Initially, wood tiles were placed on the ground only along the edges of Sinkhole 31, which is believed to have the highest densities of Pecos assiminea on the Refuge. Roesler’s use of wood tiles proved almost immediately successful. Within a few weeks, Pecos assiminea began to attach to the wood tiles, and detection rates with tiles were much higher than detection rates from visually searching quadrats of known area.

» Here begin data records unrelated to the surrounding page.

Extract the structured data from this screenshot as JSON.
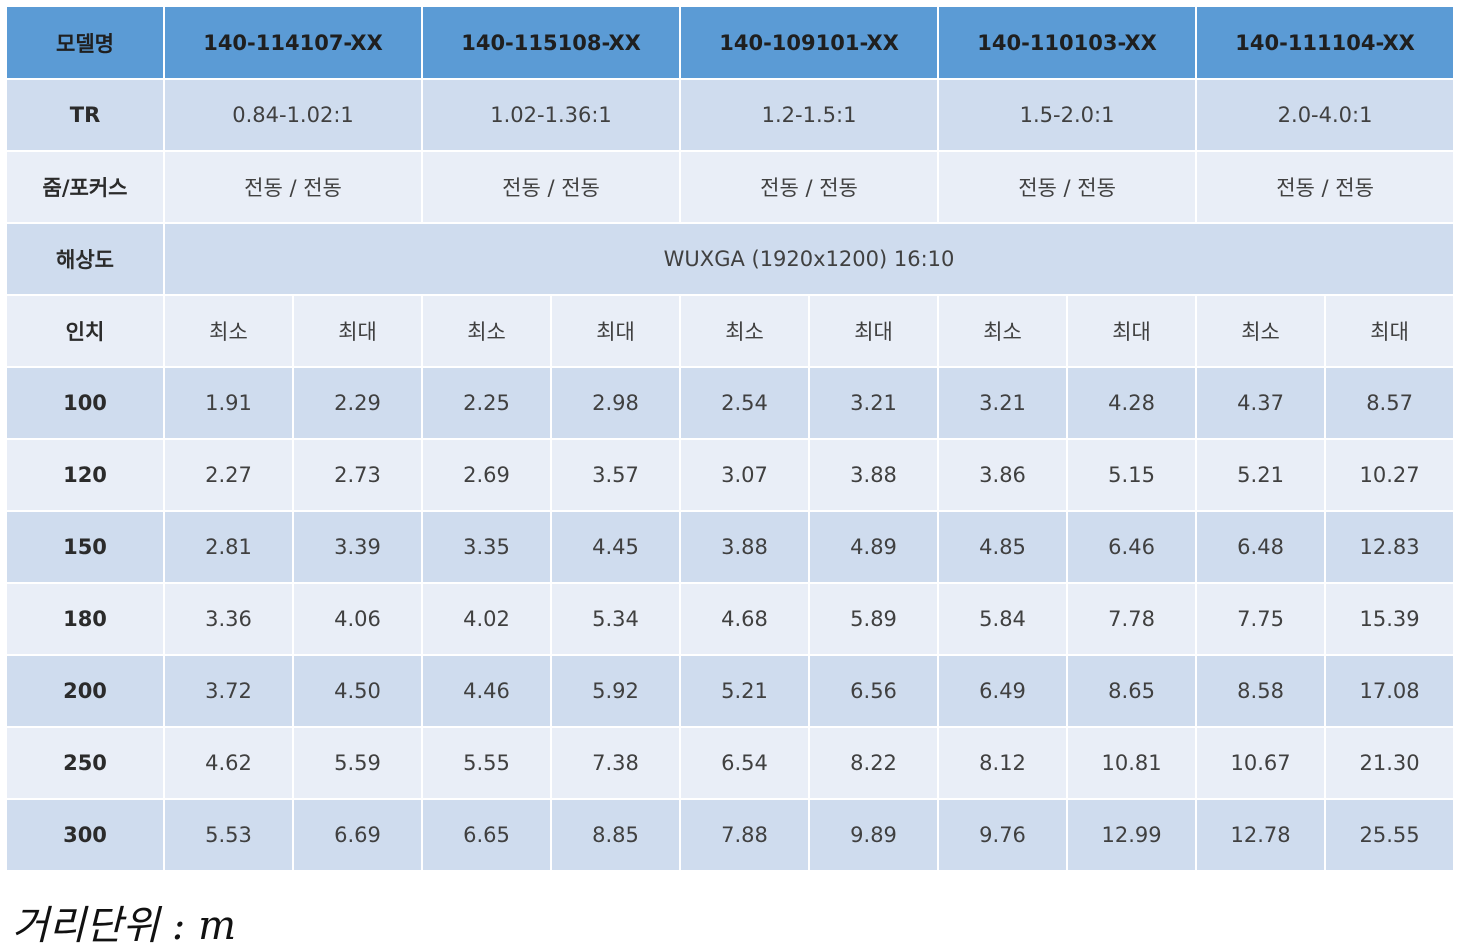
{
  "table": {
    "models": {
      "label": "모델명",
      "values": [
        "140-114107-XX",
        "140-115108-XX",
        "140-109101-XX",
        "140-110103-XX",
        "140-111104-XX"
      ]
    },
    "tr": {
      "label": "TR",
      "values": [
        "0.84-1.02:1",
        "1.02-1.36:1",
        "1.2-1.5:1",
        "1.5-2.0:1",
        "2.0-4.0:1"
      ]
    },
    "zoom_focus": {
      "label": "줌/포커스",
      "values": [
        "전동 / 전동",
        "전동 / 전동",
        "전동 / 전동",
        "전동 / 전동",
        "전동 / 전동"
      ]
    },
    "resolution": {
      "label": "해상도",
      "value": "WUXGA (1920x1200) 16:10"
    },
    "inch_header": {
      "label": "인치",
      "min_label": "최소",
      "max_label": "최대"
    },
    "distance_rows": [
      {
        "inch": "100",
        "values": [
          "1.91",
          "2.29",
          "2.25",
          "2.98",
          "2.54",
          "3.21",
          "3.21",
          "4.28",
          "4.37",
          "8.57"
        ]
      },
      {
        "inch": "120",
        "values": [
          "2.27",
          "2.73",
          "2.69",
          "3.57",
          "3.07",
          "3.88",
          "3.86",
          "5.15",
          "5.21",
          "10.27"
        ]
      },
      {
        "inch": "150",
        "values": [
          "2.81",
          "3.39",
          "3.35",
          "4.45",
          "3.88",
          "4.89",
          "4.85",
          "6.46",
          "6.48",
          "12.83"
        ]
      },
      {
        "inch": "180",
        "values": [
          "3.36",
          "4.06",
          "4.02",
          "5.34",
          "4.68",
          "5.89",
          "5.84",
          "7.78",
          "7.75",
          "15.39"
        ]
      },
      {
        "inch": "200",
        "values": [
          "3.72",
          "4.50",
          "4.46",
          "5.92",
          "5.21",
          "6.56",
          "6.49",
          "8.65",
          "8.58",
          "17.08"
        ]
      },
      {
        "inch": "250",
        "values": [
          "4.62",
          "5.59",
          "5.55",
          "7.38",
          "6.54",
          "8.22",
          "8.12",
          "10.81",
          "10.67",
          "21.30"
        ]
      },
      {
        "inch": "300",
        "values": [
          "5.53",
          "6.69",
          "6.65",
          "8.85",
          "7.88",
          "9.89",
          "9.76",
          "12.99",
          "12.78",
          "25.55"
        ]
      }
    ]
  },
  "footer": {
    "unit_note": "거리단위 : m"
  },
  "colors": {
    "header_blue": "#5b9bd5",
    "row_dark": "#cfdcee",
    "row_light": "#e9eef7"
  }
}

As opportunity would have it…
In 2012, Bitter Lake NWR received an “Invasives with Volunteers” grant, which enabled them to initiate an ambitious phragmites (pronounced frag-mit-ies) plant removal program to restore a 1 mile spring run (approximately 7 acres of cienega habitat), known as Bitter Creek, to conditions that existed prior to phragmites invasion. One of the goals of removing phragmites was to alter habitat in favor of Pecos assiminea and the 5 other federally listed species that occur there. Pecos assiminea snails rarely occur in phragmites dominated habitats and declined along Bitter Creek after the spread of this invasive plant species.

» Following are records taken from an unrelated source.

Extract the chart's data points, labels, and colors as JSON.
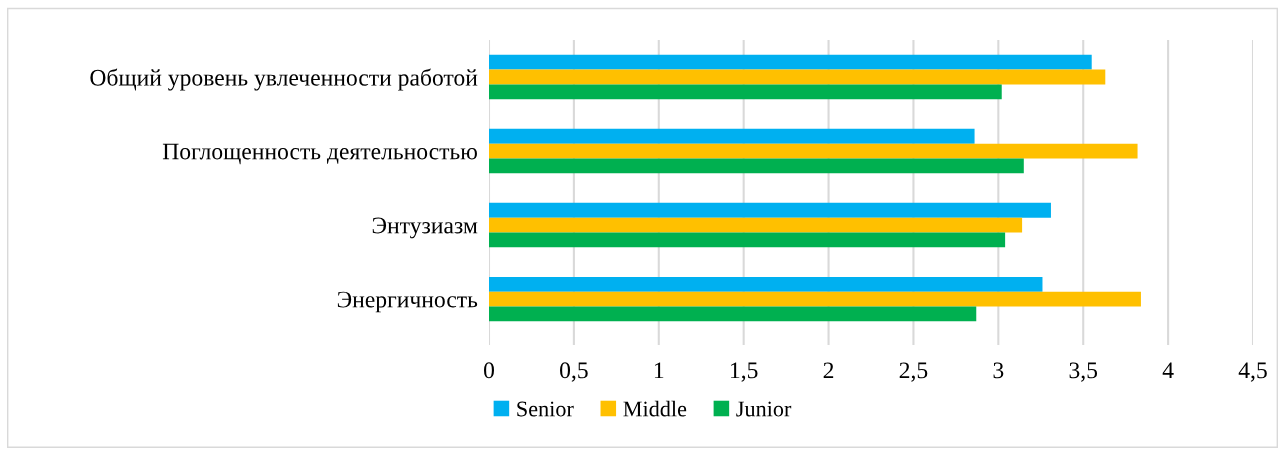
{
  "chart_data": {
    "type": "bar",
    "orientation": "horizontal",
    "categories": [
      "Общий уровень увлеченности работой",
      "Поглощенность деятельностью",
      "Энтузиазм",
      "Энергичность"
    ],
    "series": [
      {
        "name": "Senior",
        "color": "#00b0f0",
        "values": [
          3.55,
          2.86,
          3.31,
          3.26
        ]
      },
      {
        "name": "Middle",
        "color": "#ffc000",
        "values": [
          3.63,
          3.82,
          3.14,
          3.84
        ]
      },
      {
        "name": "Junior",
        "color": "#00b050",
        "values": [
          3.02,
          3.15,
          3.04,
          2.87
        ]
      }
    ],
    "xlim": [
      0,
      4.5
    ],
    "xticks": [
      0,
      {
        "value": 0.5,
        "label": "0,5"
      },
      1,
      {
        "value": 1.5,
        "label": "1,5"
      },
      2,
      {
        "value": 2.5,
        "label": "2,5"
      },
      3,
      {
        "value": 3.5,
        "label": "3,5"
      },
      4,
      {
        "value": 4.5,
        "label": "4,5"
      }
    ],
    "grid": "x",
    "legend": "bottom"
  }
}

Subsequent to receiving the “Invasives with Volunteers” grant, Texas Tech University received a Science Support Grant in partnership with U.S. Geological Survey and the Refuge. The purpose of this grant was to monitor the response of Pecos assiminea to phragmites removal on Bitter Creek. As Roesler was already experimenting with two monitoring techniques (visual searches of small quadrats and wood tiles) to monitor this species, and had already fully sampled Bitter Creek the prior year using quadrat searches, she was the best choice to make the leap from Student Conservation Association intern to graduate student. In spring of 2013 she enrolled as a graduate student at Texas Tech University to work on the Science Support Grant funded project. Two main goals of her graduate project are to monitor the effects of phragmites removal on Pecos assiminea, and to concurrently examine the efficacy of the two monitoring techniques mentioned above. Unlike most graduate students in the field of conservation science, Roesler actually entered graduate school as one of the leading experts on her study species. Thanks to her Student Conservation Association internship, perhaps only 1 or 2 people in the world have observed and sampled more Pecos assiminea than Roesler.

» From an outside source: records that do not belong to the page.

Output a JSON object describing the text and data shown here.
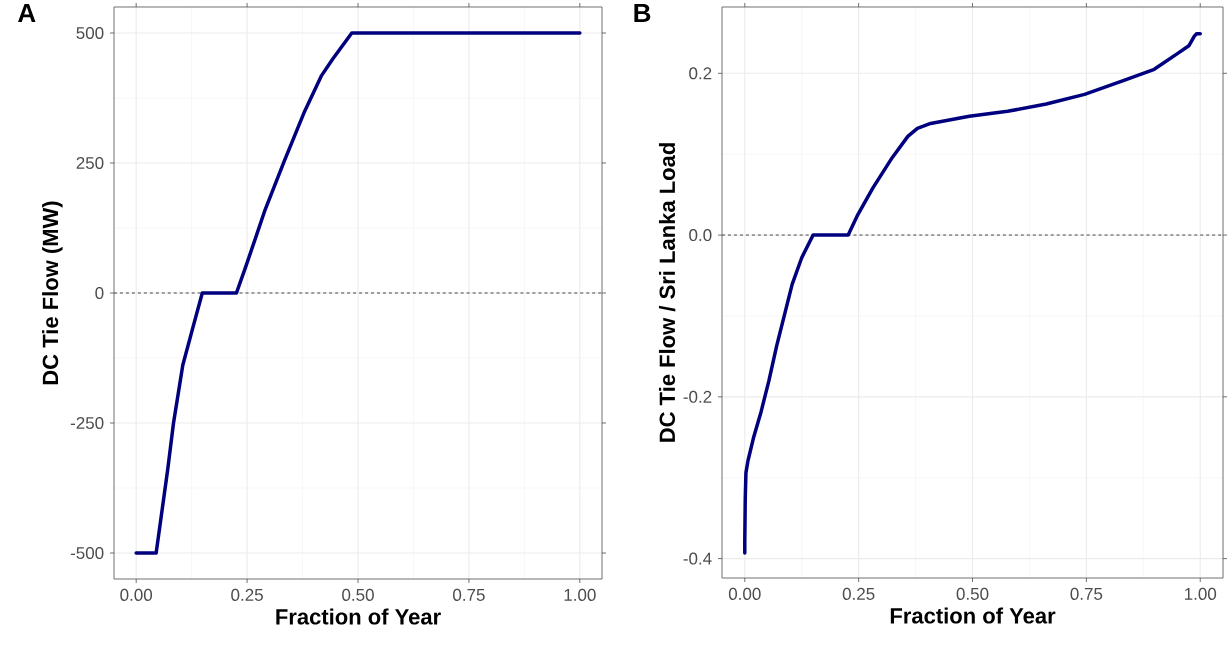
{
  "chart_data": [
    {
      "type": "line",
      "title": "A",
      "xlabel": "Fraction of Year",
      "ylabel": "DC Tie Flow (MW)",
      "color": "#00007f",
      "grid": true,
      "x": [
        0,
        0.045,
        0.071,
        0.084,
        0.105,
        0.127,
        0.149,
        0.226,
        0.248,
        0.291,
        0.334,
        0.378,
        0.417,
        0.443,
        0.486,
        1
      ],
      "values": [
        -500,
        -500,
        -340,
        -251,
        -139,
        -69,
        0,
        0,
        53,
        161,
        254,
        346,
        417,
        450,
        500,
        500
      ],
      "xlim": [
        -0.05,
        1.05
      ],
      "ylim": [
        -550,
        550
      ],
      "xticks": [
        {
          "value": 0,
          "label": "0.00"
        },
        {
          "value": 0.25,
          "label": "0.25"
        },
        {
          "value": 0.5,
          "label": "0.50"
        },
        {
          "value": 0.75,
          "label": "0.75"
        },
        {
          "value": 1,
          "label": "1.00"
        }
      ],
      "yticks": [
        -500,
        -250,
        0,
        250,
        500
      ],
      "ref_lines": [
        {
          "axis": "y",
          "value": 0,
          "line_style": "dashed",
          "color": "#333333"
        }
      ]
    },
    {
      "type": "line",
      "title": "B",
      "xlabel": "Fraction of Year",
      "ylabel": "DC Tie Flow / Sri Lanka Load",
      "color": "#00007f",
      "grid": true,
      "x": [
        0,
        0,
        0.001,
        0.0025,
        0.007,
        0.019,
        0.036,
        0.053,
        0.07,
        0.087,
        0.104,
        0.125,
        0.15,
        0.227,
        0.248,
        0.281,
        0.324,
        0.358,
        0.379,
        0.408,
        0.493,
        0.577,
        0.662,
        0.746,
        0.831,
        0.899,
        0.949,
        0.975,
        0.987,
        0.992,
        1.0
      ],
      "values": [
        -0.393,
        -0.379,
        -0.327,
        -0.294,
        -0.279,
        -0.251,
        -0.218,
        -0.18,
        -0.137,
        -0.099,
        -0.061,
        -0.028,
        0,
        0,
        0.025,
        0.058,
        0.096,
        0.122,
        0.132,
        0.138,
        0.147,
        0.153,
        0.162,
        0.174,
        0.191,
        0.205,
        0.224,
        0.234,
        0.246,
        0.249,
        0.249
      ],
      "xlim": [
        -0.05,
        1.05
      ],
      "ylim": [
        -0.424,
        0.282
      ],
      "xticks": [
        {
          "value": 0,
          "label": "0.00"
        },
        {
          "value": 0.25,
          "label": "0.25"
        },
        {
          "value": 0.5,
          "label": "0.50"
        },
        {
          "value": 0.75,
          "label": "0.75"
        },
        {
          "value": 1,
          "label": "1.00"
        }
      ],
      "yticks": [
        {
          "value": -0.4,
          "label": "-0.4"
        },
        {
          "value": -0.2,
          "label": "-0.2"
        },
        {
          "value": 0,
          "label": "0.0"
        },
        {
          "value": 0.2,
          "label": "0.2"
        }
      ],
      "ref_lines": [
        {
          "axis": "y",
          "value": 0,
          "line_style": "dashed",
          "color": "#333333"
        }
      ]
    }
  ]
}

So what does Bitter Lake NWR gain from this project? First, the Refuge aims to benefit an endangered species through its management actions/prescriptions, and the monitoring effort will help the Refuge learn how the species responds. Secondly, the Refuge will get answers concerning the efficacy of two potentially suitable sampling techniques that can each be used to answer questions about Pecos assiminea distribution and density. Hopefully one of the techniques can be used for “operational” monitoring for the species. From a general conservation standpoint, the U.S. Fish and Wildlife Service will get estimates of Pecos assiminea density in multiple habitats, which will be among the first abundance estimates for this species! Upon completion of the work, the Refuge will have enough information to make reasonable predictions about the response of Pecos assiminea to phragmites control if additional removal efforts are pursued, and, lastly, the Refuge should have enough information to start modeling likely occurrence of Pecos assiminea based on its habitat parameters. This project is adaptive management at its best.
Citation: Taylor, D.W. 1987. Fresh-water mullusks from New Mexico and vicinity. New Mexico Bureau of Mines and Mineral Resources Bulletin 116.